WFS1 (Wolframin) is an endoplasmic reticulum (ER) membrane protein encoded by the WFS1 gene. It functions as an ER calcium channel or regulator of calcium homeostasis and plays critical roles in cellular survival, particularly in neurons and pancreatic beta cells.1
Dysfunction of WFS1 leads to Wolfram syndrome (DIDMOAD), a severe neurodegenerative disorder.
WFS1 is a multipass transmembrane protein:
- 9-10 transmembrane domains
- Large luminal loop domain
- N-terminal and C-terminal regions facing the cytoplasm
- Contains multiple glycosylation sites
¶ Domains
- Transmembrane domains: Form the calcium channel pore
- Luminal domain: Interacts with ER calcium sensing proteins
- Cytoplasmic domains: Interact with signaling proteins
WFS1 regulates ER calcium release and maintains calcium balance. It functions as:
- Calcium channel in the ER membrane
- Regulator of store-operated calcium entry
- Modulator of cytosolic calcium signaling
WFS1 is involved in the unfolded protein response:
- Helps manage ER stress
- Interacts with ER stress sensors
- Maintains ER function under stress conditions
WFS1 activates pro-survival signaling:
- Activates Akt pathway
- Modulates autophagy
- Inhibits apoptosis
Loss of WFS1 function causes Wolfram syndrome:
- Progressive neurodegeneration
- Diabetes mellitus (beta cell loss)
- Optic atrophy (retinal ganglion cell death)
- Diabetes insipidus
- Sensorineural deafness
WFS1 deficiency leads to:
- Increased ER stress
- Impaired calcium homeostasis
- Activation of apoptotic pathways
- Progressive neuronal loss
WFS1 is essential for pancreatic beta cell survival:
- Beta cell dysfunction and death
- Impaired insulin secretion
- Diabetes mellitus
- Viral vector delivery of functional WFS1
- CRISPR-based gene correction
- ER stress modulators
- Calcium channel modulators
- Autophagy enhancers
- Beta cell transplantation
- Stem cell-derived neurons
- Wolfram (DIDMOAD) syndrome. Journal of Medical Genetics, 1995.
- WFS1 mutations cause Wolfram syndrome. Nature Genetics, 1998.
- Wolfram syndrome: a model of ER stress in neurodegeneration. Trends in Neurosciences, 2009.
The study of Wfs1 Protein Wolframmin has evolved significantly over the past decades. Research in this area has revealed important insights into the underlying mechanisms of neurodegeneration and continues to drive therapeutic development.

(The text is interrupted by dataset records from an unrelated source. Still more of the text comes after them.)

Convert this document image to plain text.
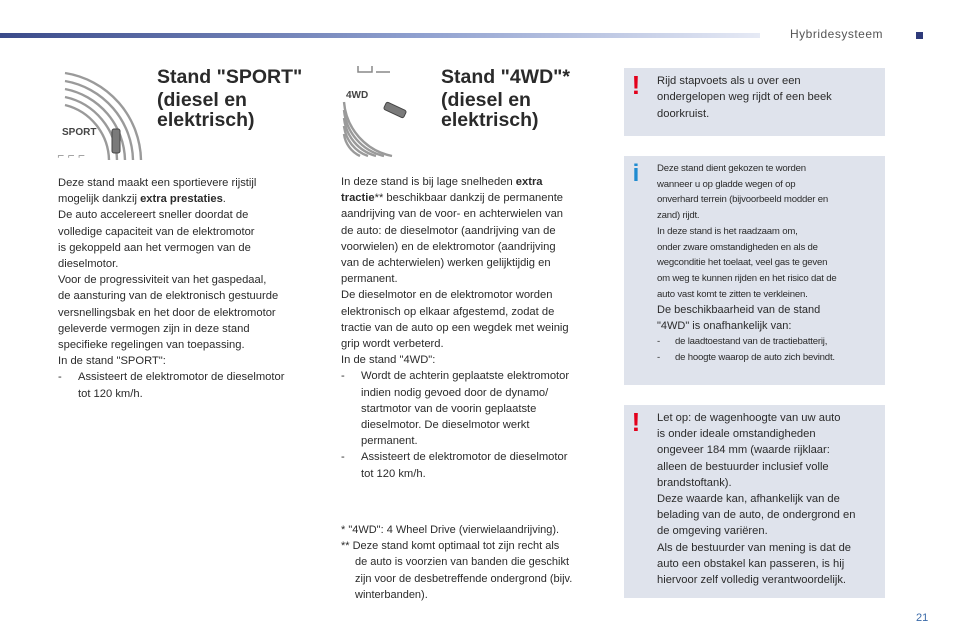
Hybridesysteem
SPORT
⌐ ⌐ ⌐
4WD
Stand "SPORT"
(diesel en
elektrisch)

Deze stand maakt een sportievere rijstijl

mogelijk dankzij extra prestaties.

De auto accelereert sneller doordat de

volledige capaciteit van de elektromotor

is gekoppeld aan het vermogen van de

dieselmotor.

Voor de progressiviteit van het gaspedaal,

de aansturing van de elektronisch gestuurde

versnellingsbak en het door de elektromotor

geleverde vermogen zijn in deze stand

specifieke regelingen van toepassing.

In de stand "SPORT":

- Assisteert de elektromotor de dieselmotor

tot 120 km/h.

Stand "4WD"*
(diesel en
elektrisch)

In deze stand is bij lage snelheden extra

tractie** beschikbaar dankzij de permanente

aandrijving van de voor- en achterwielen van

de auto: de dieselmotor (aandrijving van de

voorwielen) en de elektromotor (aandrijving

van de achterwielen) werken gelijktijdig en

permanent.

De dieselmotor en de elektromotor worden

elektronisch op elkaar afgestemd, zodat de

tractie van de auto op een wegdek met weinig

grip wordt verbeterd.

In de stand "4WD":

- Wordt de achterin geplaatste elektromotor

indien nodig gevoed door de dynamo/

startmotor van de voorin geplaatste

dieselmotor. De dieselmotor werkt

permanent.

- Assisteert de elektromotor de dieselmotor

tot 120 km/h.

* "4WD": 4 Wheel Drive (vierwielaandrijving).

** Deze stand komt optimaal tot zijn recht als

de auto is voorzien van banden die geschikt

zijn voor de desbetreffende ondergrond (bijv.

winterbanden).

!	Rijd stapvoets als u over een

ondergelopen weg rijdt of een beek

doorkruist.

i	Deze stand dient gekozen te worden

wanneer u op gladde wegen of op

onverhard terrein (bijvoorbeeld modder en

zand) rijdt.

In deze stand is het raadzaam om,

onder zware omstandigheden en als de

wegconditie het toelaat, veel gas te geven

om weg te kunnen rijden en het risico dat de

auto vast komt te zitten te verkleinen.

De beschikbaarheid van de stand

"4WD" is onafhankelijk van:

- de laadtoestand van de tractiebatterij,

- de hoogte waarop de auto zich bevindt.

!	Let op: de wagenhoogte van uw auto

is onder ideale omstandigheden

ongeveer 184 mm (waarde rijklaar:

alleen de bestuurder inclusief volle

brandstoftank).

Deze waarde kan, afhankelijk van de

belading van de auto, de ondergrond en

de omgeving variëren.

Als de bestuurder van mening is dat de

auto een obstakel kan passeren, is hij

hiervoor zelf volledig verantwoordelijk.

21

Historical context and key discoveries in this field have shaped our current understanding and will continue to guide future research directions.
- Barrett TG et al., Wolfram (DIDMOAD) syndrome. Journal of Medical Genetics, 1995.
- Inoue H et al., A candidate gene for the Wolfram syndrome. Nature Genetics, 1998.
- Wolfram syndrome: a model of ER stress in neurodegeneration. Trends in Neurosciences, 2009.
Page auto-generated from NeuroWiki protein database.